According to dairy farmer Walter Kawecki, who milks 35 cows in Alburg, Vt., the government’s floor price acts as a magnet.


“Processors have figured out how to get the price of milk as close to that floor price as possible and still make a profit,” he says. “Because of that, our price for milk remains low and there’s not much we can do about it. If more milk is put on the market, we don’t have any reason to believe prices will do anything but drop.”

Rohland agrees. “The price paid to dairy farmers for raw product--milk--always trends toward the lowest possible price, which is the federal support price,” he says. “With BGH we will see the price to the farmer drop, while the price to the consumer stays the same.”

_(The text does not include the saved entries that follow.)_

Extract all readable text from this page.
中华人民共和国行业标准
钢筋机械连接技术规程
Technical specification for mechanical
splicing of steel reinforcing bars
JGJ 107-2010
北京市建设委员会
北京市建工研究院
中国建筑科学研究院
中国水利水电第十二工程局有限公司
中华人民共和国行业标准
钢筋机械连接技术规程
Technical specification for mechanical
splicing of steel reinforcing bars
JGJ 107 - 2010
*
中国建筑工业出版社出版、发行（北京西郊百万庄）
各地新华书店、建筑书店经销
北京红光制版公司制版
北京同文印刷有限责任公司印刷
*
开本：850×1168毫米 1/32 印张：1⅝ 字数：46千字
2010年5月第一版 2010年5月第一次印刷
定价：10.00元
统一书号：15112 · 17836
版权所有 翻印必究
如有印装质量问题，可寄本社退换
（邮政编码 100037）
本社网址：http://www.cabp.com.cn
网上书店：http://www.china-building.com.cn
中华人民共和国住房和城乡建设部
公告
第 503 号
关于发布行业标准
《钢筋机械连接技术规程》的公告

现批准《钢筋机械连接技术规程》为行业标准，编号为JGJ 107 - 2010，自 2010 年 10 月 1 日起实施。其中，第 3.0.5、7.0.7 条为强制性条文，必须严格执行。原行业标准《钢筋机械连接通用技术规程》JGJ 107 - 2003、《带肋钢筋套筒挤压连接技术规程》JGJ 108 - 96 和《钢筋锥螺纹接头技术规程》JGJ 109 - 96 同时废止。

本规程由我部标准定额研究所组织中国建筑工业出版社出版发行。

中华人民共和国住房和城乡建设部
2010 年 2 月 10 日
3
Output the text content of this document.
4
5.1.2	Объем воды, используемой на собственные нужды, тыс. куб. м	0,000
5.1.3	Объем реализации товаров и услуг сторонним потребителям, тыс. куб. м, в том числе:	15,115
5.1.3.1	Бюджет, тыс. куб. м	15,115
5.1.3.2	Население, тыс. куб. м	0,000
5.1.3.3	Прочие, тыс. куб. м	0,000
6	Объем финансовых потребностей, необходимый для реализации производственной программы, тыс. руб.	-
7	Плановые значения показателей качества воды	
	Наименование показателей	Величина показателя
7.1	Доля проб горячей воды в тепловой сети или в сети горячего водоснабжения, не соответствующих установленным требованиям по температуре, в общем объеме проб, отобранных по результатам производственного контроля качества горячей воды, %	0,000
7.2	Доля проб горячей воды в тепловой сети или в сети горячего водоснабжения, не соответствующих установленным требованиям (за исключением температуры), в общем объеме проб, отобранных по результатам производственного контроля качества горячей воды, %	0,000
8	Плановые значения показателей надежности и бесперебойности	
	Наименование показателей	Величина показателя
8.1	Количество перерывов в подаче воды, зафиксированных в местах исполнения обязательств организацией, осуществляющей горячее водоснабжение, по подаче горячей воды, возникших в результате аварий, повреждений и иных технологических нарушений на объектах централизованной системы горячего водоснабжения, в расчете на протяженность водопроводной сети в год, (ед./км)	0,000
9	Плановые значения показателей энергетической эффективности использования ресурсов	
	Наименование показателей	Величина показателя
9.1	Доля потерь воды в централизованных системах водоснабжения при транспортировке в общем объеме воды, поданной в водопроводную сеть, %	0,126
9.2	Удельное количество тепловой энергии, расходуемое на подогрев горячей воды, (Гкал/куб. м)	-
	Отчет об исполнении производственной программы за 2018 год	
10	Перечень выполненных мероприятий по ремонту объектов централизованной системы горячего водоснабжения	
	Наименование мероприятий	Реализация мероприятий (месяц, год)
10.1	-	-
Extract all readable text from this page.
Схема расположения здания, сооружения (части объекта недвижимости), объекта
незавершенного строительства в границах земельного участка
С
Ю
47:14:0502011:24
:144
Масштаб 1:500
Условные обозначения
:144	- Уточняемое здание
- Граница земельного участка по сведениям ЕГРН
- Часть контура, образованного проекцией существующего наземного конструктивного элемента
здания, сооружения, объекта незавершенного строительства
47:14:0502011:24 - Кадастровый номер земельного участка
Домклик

Like Rohland and Kawecki, many small dairy farmers feel that BGH will benefit larger farmers and processors and drive small farms out of business. They are concerned that increased milk production may cause a repeat of what happened in 1986 and 1987, when 14,000 dairy farmers went out of business after the government’s Dairy Termination Program paid farmers to give up dairying so milk supplies could be lowered.

“This is a drug no one wants except the companies who make it, a tiny minority of dairy farmers and those who benefit from having a surplus of raw commodity--I’m sorry to say the dairy processing industry,” Rohland says. “It seems pointless to use questionable technology for something consumers don’t want, and for something that may put us out of business.”

A decision by the FDA on whether or not to approve BGH is expected sometime this year.